‘The Way He Looks’ Review: Brazil’s Oscar Entry a Sweet and Dramatic Coming-of-Age Tale

Ghilherme Lobo’s Leonardo isn’t a disabled gay teen — but a teen who happens to be disabled and gay — in a thoughtful and well-rounded coming-of-age tale

Brazil’s entry for the Foreign Language Oscar race is a reflection of that country’s relative progress in gay acceptance. Already host to the world’s largest pride parade, Brazil legalized same-sex marriage last year.

In “The Way He Looks,” writer-director Daniel Ribeiro’s feature debut, teenage Leo’s desires for his new friend Gabriel aren’t even his biggest concern. Rather, his sweet and slight coming-of-age journey focuses primarily on the blind high-schooler’s pursuit of greater independence from his overprotective parents and making room for a new friendship alongside his co-dependent bond with life-long pal Giovana.

“The Way He Looks” isn’t necessarily an awards frontrunner, nor should it be one. For a story about a disabled, gay, urban, upper-middle-class adolescent boy who listens only to classical music (until he’s introduced to Belle and Sebastian), it’s a cautiously universal tale, seemingly calculated to be as relatable as possible.

The film begins with a John Hughes-ian fret: Leo (Ghilherme Lobo) lies by a pool, wondering aloud to his bestie Giovana (Tess Amorim) when he’ll receive his first kiss. (His preference for boys is the one thing Giovana doesn’t know about him.) Later, Leo presses his lips on the glass door in the shower while thinking about the new boy in school: lanky, curly-haired Gabriel (Fabio Audi).

THE_WAY_HE_LOOKS_2Leo remains something of a cipher, defined primarily by his dual otherness as blind and gay. Like Giovana and Gabriel, he’s hyper-articulate, even-keeled, and incorrigibly (and refreshingly) innocent, his days taken up with Tchaikovsky and visits to his grandmother. The teenage characters’ unworldliness is believable, but the first two qualities make for a not-quite-convincing portrait of adolescent precocity, as well as a rather emotionally subdued drama.

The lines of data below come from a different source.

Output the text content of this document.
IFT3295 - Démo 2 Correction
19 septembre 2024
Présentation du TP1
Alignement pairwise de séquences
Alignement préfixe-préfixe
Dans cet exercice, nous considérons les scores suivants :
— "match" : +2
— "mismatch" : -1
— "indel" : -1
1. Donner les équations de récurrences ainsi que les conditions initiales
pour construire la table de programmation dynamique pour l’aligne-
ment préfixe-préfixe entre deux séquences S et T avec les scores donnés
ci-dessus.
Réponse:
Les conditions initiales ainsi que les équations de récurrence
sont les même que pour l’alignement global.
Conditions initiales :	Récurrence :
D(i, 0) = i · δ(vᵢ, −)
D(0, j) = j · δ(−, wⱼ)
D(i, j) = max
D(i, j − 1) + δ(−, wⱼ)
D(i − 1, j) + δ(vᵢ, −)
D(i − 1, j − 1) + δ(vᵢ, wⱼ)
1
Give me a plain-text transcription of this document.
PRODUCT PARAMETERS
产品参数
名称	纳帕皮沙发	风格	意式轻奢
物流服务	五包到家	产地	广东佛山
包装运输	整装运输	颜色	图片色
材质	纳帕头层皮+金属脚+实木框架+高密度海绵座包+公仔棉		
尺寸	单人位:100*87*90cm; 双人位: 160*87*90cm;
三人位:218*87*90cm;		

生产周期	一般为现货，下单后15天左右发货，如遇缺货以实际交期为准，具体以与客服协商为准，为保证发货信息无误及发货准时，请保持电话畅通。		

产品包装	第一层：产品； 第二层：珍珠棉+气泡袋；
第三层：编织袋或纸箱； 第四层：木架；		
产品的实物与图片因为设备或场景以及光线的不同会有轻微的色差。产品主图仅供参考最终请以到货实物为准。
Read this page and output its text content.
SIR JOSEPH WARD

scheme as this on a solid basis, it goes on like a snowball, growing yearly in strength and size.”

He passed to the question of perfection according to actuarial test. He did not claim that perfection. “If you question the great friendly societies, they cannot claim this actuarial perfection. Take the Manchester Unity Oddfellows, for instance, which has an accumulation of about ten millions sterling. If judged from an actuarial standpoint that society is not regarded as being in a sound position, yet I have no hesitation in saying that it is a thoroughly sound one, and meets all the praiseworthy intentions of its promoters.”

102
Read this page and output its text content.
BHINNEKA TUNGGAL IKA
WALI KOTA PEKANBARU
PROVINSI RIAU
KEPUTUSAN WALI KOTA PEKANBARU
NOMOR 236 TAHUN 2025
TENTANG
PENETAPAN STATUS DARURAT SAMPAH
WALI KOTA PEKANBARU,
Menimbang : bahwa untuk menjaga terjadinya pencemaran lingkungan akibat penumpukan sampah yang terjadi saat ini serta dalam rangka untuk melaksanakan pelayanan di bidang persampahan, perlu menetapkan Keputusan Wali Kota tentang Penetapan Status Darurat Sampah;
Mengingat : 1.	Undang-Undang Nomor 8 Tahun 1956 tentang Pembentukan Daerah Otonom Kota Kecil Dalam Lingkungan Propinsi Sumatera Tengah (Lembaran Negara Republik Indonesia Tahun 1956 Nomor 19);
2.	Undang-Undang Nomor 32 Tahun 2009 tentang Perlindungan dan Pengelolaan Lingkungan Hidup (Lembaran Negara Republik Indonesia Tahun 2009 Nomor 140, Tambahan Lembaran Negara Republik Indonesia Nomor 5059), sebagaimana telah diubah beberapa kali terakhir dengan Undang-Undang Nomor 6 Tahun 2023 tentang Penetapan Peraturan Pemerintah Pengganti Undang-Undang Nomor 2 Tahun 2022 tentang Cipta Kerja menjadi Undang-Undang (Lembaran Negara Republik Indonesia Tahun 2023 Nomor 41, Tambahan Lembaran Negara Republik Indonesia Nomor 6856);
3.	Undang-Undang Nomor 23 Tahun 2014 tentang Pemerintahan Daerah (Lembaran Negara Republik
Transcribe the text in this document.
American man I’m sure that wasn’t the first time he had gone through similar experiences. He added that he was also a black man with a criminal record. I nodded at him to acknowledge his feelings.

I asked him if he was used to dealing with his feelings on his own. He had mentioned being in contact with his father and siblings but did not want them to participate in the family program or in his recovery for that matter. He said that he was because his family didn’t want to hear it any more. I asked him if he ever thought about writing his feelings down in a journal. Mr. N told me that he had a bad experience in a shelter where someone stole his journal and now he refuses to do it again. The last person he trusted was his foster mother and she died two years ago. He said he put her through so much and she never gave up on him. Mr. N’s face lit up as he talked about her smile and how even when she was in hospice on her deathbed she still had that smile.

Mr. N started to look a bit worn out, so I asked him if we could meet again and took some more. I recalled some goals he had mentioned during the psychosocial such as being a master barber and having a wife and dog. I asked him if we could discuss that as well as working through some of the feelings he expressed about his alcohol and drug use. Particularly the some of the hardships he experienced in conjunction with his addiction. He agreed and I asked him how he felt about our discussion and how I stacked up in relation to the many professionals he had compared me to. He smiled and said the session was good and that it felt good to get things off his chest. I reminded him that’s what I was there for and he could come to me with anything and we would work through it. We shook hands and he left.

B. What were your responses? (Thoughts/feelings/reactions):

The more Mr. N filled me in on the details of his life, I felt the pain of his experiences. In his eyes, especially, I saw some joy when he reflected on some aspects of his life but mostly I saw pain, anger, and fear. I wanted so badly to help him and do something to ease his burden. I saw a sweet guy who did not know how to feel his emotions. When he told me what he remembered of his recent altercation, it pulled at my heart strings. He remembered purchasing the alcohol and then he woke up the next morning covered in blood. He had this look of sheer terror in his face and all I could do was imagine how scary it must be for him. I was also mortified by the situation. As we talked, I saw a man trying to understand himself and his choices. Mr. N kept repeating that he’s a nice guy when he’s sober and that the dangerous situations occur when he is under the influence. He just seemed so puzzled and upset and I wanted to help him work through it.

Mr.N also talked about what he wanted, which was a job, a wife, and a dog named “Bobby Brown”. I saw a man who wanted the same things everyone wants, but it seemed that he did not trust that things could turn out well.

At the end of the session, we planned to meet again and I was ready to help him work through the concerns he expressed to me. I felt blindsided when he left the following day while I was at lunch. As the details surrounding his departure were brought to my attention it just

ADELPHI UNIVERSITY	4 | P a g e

But “The Way He Looks” isn’t interested in theatrics, anyway; its conflicts and tension lie in small rebellions against parents and navigating the trickier patches in deep, loyal friendships. There’s poignancy in Leo’s request to his parents to spend a year studying abroad, and even more so in Giovana’s hurt feelings when she feels replaced by Gabriel, for whom she may have stirrings as well.

The gentleness of the main storylines makes the constant bullying that Leo is subject to by a classmate strain credibility for its outright cruelty, but it’s probably much milder than what real kids do to each other.

Admirable throughout is the balance that Ribeiro strikes between dewy eroticism and the contextualization of sexuality as just a single aspect of one’s identity, albeit an essential one. His camera is indulgent but not gratuitous when Leo and Gabriel take a shower side-by-side at the school gym, but it’s just as often focused on Leo’s face as he idly attempts to figure out if he’s closer to his old friend or to his new one on any given day.

As with most stories about young adults, the best scenes are centered on new experiences, like Gabriel explaining what’s so enthralling about an eclipse or taking Leo to a horror movie and narrating each new kill. (It’s too bad, then, that all the female characters, in particular Giovana and Leo’s mom, are all excessively maternal figures from whom Leo wants to flee.)

But the best first times can happen in a bedroom, too, as when Gabriel introduces Leo to his favorite band. Your first love and the your first Belle and Sebastian song: you’ll remember those forever.